New Obama App Raises Privacy Concerns
Those who are volunteering for President Barack Obama's re-election campaign and trying to get their peers to vote now have an app for that. The new application was released two weeks ago for iPhone and came out the following week for Android. The app gives Democrats information so they can target the right people around them to vote, according to Reuters.
The free application allows the user to see public information about other registered voters in their area. The app shows a voter's first name, last initial, age, gender and street address in an effort to encourage these people to vote or donate to the campaign. The information that the app provides has some people concerned, as mobile security comes into question.
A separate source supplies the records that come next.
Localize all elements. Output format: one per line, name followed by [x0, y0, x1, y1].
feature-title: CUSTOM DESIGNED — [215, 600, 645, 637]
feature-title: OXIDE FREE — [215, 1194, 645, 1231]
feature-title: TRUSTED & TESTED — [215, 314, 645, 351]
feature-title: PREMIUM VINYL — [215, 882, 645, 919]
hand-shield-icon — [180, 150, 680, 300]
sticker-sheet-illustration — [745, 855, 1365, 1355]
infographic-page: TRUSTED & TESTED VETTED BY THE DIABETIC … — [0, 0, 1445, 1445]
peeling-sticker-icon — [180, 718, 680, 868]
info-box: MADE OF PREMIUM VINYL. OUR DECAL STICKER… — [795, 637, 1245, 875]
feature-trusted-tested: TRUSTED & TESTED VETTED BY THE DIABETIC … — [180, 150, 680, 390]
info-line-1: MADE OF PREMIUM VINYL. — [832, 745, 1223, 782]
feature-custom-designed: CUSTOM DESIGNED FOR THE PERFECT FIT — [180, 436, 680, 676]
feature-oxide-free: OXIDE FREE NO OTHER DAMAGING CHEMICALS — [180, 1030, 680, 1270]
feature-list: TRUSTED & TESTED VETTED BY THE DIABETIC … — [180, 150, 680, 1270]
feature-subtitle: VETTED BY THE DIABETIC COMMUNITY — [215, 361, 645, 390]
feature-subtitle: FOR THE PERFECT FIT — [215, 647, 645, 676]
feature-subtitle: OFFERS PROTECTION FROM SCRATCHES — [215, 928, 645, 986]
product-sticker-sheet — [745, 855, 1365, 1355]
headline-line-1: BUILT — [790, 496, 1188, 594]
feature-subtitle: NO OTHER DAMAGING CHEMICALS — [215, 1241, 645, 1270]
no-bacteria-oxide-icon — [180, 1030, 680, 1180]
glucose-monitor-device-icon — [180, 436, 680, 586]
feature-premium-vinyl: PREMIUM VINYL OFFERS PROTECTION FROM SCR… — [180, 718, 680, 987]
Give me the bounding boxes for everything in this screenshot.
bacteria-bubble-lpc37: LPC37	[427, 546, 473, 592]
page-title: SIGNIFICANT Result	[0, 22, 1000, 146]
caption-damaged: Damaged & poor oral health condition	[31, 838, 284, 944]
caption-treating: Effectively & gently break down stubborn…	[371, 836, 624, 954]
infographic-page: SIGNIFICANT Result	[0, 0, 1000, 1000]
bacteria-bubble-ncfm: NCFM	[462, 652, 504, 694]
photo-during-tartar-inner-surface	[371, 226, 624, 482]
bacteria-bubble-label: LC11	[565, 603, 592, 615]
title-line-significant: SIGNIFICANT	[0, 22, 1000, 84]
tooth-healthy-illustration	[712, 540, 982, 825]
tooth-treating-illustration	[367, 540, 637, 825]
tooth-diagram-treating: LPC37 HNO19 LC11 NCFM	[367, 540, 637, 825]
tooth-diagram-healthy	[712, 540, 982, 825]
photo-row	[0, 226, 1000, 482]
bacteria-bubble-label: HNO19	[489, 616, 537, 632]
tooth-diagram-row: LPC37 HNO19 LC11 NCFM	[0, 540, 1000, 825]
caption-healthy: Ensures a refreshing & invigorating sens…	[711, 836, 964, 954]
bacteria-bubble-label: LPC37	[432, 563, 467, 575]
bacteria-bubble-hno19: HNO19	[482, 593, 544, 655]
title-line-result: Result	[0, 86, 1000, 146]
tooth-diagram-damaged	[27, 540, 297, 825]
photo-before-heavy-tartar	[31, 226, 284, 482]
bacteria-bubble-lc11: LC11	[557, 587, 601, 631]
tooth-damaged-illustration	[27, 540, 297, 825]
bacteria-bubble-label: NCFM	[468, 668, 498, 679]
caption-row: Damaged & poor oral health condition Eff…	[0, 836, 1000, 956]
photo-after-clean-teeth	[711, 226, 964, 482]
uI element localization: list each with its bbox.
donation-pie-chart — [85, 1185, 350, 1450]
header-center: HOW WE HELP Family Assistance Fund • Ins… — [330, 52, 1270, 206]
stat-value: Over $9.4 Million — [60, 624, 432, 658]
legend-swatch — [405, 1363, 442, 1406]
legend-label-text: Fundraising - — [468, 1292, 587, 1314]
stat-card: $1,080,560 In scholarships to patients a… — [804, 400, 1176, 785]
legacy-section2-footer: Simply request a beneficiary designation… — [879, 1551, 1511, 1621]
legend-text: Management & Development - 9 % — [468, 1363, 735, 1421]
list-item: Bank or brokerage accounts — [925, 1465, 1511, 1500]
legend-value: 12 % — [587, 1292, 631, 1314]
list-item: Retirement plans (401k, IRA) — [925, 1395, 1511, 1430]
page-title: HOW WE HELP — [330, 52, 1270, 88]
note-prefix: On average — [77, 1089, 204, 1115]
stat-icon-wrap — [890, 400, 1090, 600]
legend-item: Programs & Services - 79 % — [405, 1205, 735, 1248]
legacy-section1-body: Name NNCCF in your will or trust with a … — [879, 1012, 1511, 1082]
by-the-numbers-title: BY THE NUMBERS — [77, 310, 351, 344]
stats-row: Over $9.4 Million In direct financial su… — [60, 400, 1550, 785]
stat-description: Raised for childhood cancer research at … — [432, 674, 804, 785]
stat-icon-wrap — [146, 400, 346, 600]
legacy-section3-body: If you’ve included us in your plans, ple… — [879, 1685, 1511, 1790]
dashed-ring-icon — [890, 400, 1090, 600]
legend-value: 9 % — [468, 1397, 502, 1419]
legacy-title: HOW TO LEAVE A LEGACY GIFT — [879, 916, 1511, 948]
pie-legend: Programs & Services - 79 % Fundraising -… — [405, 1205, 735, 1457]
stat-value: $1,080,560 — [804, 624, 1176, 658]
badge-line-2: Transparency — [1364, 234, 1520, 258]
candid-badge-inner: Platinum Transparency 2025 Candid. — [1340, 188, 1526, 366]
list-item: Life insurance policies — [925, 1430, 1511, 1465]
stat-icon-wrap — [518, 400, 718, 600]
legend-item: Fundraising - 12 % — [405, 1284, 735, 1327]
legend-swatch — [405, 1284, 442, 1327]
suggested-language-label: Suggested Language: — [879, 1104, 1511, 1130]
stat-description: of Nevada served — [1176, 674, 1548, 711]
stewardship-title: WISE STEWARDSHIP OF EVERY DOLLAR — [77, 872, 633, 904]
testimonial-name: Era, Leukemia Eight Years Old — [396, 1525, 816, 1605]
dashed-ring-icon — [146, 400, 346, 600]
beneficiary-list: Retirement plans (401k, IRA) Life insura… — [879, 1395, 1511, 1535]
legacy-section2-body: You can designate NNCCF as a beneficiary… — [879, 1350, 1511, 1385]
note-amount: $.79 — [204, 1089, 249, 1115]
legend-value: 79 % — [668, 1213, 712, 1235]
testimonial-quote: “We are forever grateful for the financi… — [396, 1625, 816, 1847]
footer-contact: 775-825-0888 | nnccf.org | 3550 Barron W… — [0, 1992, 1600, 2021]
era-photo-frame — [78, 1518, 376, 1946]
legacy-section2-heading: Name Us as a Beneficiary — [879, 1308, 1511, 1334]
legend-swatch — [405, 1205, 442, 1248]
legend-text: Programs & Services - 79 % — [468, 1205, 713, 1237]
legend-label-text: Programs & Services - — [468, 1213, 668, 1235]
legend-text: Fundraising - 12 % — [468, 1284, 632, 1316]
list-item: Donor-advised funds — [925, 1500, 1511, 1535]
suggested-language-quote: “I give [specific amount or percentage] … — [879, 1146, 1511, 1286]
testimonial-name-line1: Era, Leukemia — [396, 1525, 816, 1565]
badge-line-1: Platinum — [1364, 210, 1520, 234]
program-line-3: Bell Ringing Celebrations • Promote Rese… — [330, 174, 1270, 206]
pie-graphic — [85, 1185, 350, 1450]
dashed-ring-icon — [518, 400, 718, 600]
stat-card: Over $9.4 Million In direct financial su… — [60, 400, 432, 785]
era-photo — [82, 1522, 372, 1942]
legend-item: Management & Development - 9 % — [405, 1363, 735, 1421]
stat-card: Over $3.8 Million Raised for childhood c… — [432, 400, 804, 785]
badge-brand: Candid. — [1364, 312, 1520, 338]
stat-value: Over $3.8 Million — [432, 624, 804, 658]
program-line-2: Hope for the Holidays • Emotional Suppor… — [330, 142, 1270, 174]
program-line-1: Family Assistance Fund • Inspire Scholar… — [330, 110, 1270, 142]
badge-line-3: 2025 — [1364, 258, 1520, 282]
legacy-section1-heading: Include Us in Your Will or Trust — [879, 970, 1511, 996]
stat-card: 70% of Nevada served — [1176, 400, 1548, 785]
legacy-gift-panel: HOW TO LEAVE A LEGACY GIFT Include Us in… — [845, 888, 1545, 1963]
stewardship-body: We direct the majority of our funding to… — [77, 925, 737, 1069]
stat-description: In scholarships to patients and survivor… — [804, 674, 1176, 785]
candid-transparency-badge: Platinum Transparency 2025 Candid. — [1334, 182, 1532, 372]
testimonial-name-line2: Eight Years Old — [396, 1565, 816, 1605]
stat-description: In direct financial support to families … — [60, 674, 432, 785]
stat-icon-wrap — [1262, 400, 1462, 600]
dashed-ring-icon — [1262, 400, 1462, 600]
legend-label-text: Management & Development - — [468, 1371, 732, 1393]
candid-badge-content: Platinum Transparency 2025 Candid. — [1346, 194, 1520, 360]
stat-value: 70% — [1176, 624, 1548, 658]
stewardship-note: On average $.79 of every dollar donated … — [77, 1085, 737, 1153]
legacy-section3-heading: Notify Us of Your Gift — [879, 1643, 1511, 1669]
"Not only do they have to collect it, they have to make it public," Justin Brookman, a consumer privacy expert at the Center for Democracy and Technology, told USA Today. "Right now, I could search all my neighbors and see who gave money to whom."
However, others are on board with the application, saying it does not violate any laws and is secure.
"I think some people view this app as creepy but there is nothing illegal about what they are doing," Lior Strahilevitz, a law professor at University of Chicago, told Reuters. "They are aggregating a whole bunch of public records and using location-aware mapping technology. If a corporation or a political campaign wants to use that information and disseminate it in a useful way, there is no violation of American privacy laws."
When it comes to repurposing public information as this app does, it is difficult for the opposers to come up with a solid argument, according to the news source. This usage of public information happens relatively often. For instance, pharmaceutical companies are allowed to share some information for advertising purposes.